Making new drugs safer

Dr Wicher Bergsma
Social Statistics group
Email: w.p.bergsma@lse.ac.uk
Personal webpage
Social Statistics group research website

 

Summary of impact

Pharmaceutical companies use clinical trials to assess the safety and benefit-risk evaluation of newly developed drugs. It is hard to obtain sufficient numbers of patients to test the drugs on and obtain a valid assessment of their safety. Statistical methodology developed at LSE has led to a methodology for which potentially fewer patients are needed. Furthermore, it allows pharmaceutical companies to obtain a more detailed risk profile of new drugs. GSK has adopted the marginal modelling methodology as one of a number of approaches they will be using for improving drug testing.

 

Underpinning research

Background:
Very often the data collected by researchers involve dependent observations, without, however, the investigators having any substantive interest in the nature of the dependencies. Although these dependencies are not important for the answers to the research questions concerned, they must still be taken into account in the analysis. Standard statistical estimation and testing procedures assume independent and identically distributed (iid) observations, and need to be modified for observations that are clustered in some way. Marginal models provide the tools to deal with these dependencies without having to make restrictive assumptions about their nature.

Research insights gained:
A comprehensive approach to marginal modelling is developed in the book by Bergsma, Croon and Hagenaars, 2009. The book contains innovative statistical models, as well as methods to estimate parameters and their standard errors in these models using maximum likelihood (ML). Furthermore, a software package was developed (Bergsma and Van der Ark, 2009) as a companion to the book, which can be used to fit and test marginal models. Advantages of ML estimators compared to competing methods include the easy availability of goodness-of-fit statistics, asymptotic efficiency and the possibility to take latent variables into account.

Application of research to impact
In clinical trials, typically repeated measurements are made on subjects to compare adverse effects of treatment in an active and a control group. The traditional methodology to analyse data from such trials is to do separate tests for a difference for each time point, and use Bonferroni-Holm corrections to account for multiple testing.

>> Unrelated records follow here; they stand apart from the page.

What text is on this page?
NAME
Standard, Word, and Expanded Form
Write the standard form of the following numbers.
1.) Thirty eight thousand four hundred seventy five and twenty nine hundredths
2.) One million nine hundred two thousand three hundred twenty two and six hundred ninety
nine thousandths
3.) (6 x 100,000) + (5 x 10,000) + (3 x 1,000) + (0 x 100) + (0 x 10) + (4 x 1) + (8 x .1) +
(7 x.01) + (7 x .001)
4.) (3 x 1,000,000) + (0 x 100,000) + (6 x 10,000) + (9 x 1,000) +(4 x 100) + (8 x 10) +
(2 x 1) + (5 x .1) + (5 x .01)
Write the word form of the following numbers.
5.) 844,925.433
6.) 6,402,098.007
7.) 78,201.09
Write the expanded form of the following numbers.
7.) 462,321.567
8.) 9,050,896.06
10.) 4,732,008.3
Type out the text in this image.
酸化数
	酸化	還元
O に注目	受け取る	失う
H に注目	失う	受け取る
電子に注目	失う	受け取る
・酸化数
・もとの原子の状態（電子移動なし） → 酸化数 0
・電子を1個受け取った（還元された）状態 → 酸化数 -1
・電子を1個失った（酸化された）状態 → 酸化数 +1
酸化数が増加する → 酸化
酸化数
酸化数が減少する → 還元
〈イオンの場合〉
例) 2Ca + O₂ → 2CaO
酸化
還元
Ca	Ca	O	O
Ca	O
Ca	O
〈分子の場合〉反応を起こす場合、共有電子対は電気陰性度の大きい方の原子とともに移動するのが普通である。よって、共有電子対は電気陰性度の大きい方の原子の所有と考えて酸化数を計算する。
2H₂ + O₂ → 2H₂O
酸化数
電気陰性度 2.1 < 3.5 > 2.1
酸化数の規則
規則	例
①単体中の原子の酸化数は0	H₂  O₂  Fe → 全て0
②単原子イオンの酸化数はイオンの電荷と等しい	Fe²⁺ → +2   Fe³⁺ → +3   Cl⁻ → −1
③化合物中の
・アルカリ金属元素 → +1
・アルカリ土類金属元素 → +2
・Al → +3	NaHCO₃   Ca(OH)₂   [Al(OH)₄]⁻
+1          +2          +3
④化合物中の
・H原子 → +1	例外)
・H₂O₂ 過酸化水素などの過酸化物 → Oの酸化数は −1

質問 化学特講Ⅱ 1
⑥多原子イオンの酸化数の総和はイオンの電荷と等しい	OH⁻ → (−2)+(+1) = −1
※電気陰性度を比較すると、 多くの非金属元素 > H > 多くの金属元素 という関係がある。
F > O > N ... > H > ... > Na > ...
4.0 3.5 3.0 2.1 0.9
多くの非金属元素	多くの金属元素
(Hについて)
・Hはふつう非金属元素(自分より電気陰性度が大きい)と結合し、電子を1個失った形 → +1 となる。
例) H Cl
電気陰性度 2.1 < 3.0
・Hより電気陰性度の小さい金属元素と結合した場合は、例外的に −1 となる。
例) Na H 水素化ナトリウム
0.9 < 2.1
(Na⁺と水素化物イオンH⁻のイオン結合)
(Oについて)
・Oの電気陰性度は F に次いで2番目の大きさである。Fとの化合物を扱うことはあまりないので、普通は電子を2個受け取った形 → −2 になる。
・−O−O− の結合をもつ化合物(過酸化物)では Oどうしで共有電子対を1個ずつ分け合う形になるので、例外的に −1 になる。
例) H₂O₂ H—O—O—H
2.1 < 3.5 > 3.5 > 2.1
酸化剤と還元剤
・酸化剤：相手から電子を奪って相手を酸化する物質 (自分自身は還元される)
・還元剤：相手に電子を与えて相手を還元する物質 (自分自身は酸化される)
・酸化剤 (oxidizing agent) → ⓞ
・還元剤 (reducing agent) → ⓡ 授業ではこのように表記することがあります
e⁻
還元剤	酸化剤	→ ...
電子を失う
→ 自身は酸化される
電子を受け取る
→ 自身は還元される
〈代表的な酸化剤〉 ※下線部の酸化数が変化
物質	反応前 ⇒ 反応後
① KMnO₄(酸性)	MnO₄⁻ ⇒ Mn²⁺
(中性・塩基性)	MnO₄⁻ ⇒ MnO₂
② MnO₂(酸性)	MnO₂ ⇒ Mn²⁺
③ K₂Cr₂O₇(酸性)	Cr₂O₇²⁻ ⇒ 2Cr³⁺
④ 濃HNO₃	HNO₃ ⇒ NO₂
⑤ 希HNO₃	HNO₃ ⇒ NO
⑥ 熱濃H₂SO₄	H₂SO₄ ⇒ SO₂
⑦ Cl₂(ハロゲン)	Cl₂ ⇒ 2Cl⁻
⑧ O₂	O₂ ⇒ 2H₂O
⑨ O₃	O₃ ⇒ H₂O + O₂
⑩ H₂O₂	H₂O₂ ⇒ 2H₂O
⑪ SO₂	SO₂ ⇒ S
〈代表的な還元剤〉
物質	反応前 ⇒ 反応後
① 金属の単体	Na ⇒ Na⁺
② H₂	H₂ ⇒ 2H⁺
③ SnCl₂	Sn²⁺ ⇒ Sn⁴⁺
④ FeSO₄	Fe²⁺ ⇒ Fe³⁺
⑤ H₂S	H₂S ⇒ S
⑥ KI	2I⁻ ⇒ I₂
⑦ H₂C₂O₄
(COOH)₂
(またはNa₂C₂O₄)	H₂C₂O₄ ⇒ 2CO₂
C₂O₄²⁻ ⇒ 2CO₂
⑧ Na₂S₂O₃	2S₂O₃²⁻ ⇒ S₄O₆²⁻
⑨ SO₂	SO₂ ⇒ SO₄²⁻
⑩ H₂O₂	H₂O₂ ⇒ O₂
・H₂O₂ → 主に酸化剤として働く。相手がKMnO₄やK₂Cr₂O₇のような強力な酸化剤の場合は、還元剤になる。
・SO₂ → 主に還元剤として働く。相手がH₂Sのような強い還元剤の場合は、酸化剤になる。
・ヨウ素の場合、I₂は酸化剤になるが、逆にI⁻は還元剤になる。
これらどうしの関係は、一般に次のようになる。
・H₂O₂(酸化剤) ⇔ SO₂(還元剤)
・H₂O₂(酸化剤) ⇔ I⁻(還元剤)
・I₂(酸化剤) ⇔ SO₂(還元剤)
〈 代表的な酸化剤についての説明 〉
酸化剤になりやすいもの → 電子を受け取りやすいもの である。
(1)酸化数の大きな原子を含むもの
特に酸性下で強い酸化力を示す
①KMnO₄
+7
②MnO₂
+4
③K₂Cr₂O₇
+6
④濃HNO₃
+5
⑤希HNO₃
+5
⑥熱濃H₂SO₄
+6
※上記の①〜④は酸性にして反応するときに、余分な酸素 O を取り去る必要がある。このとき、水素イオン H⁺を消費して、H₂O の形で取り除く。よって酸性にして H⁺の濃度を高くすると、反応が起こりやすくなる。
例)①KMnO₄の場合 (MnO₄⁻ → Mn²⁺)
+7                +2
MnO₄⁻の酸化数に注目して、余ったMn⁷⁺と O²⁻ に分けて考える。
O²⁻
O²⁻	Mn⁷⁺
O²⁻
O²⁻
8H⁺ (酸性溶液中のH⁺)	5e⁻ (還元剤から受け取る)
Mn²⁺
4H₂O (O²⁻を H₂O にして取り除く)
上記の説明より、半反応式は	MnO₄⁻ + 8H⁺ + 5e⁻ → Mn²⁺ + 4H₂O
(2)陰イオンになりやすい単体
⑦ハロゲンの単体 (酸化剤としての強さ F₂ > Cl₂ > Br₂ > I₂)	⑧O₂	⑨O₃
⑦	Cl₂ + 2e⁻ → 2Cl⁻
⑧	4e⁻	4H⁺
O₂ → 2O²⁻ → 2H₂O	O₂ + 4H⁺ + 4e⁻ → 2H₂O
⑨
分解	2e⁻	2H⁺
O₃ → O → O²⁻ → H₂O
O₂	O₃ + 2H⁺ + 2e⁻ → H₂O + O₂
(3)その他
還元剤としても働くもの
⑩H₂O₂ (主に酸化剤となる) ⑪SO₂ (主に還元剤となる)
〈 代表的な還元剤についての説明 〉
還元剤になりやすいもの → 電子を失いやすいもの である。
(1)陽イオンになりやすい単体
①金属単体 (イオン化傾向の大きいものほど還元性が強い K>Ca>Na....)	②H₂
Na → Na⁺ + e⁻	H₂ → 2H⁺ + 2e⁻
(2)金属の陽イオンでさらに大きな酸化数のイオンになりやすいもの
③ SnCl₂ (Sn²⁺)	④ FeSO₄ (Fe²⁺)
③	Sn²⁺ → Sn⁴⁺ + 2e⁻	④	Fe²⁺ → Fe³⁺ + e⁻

The case study had two components. In the first component, Linear Categorical Marginal Models (LCMMs) were applied to a Phase III clinical trial of a candidate meningococcal paediatric vaccine. It was possible to obtain a better understanding of the relative safety of the vaccine than with the traditional method. Firstly, significant effects were detected for more symptoms (the symptoms considered were pain, redness, and irritability) and for each symptom significant effects were found for more days (measurements were taken on the four days following vaccination). Secondly, it was possible to assess how differences in symptoms of active and control groups vary with time.  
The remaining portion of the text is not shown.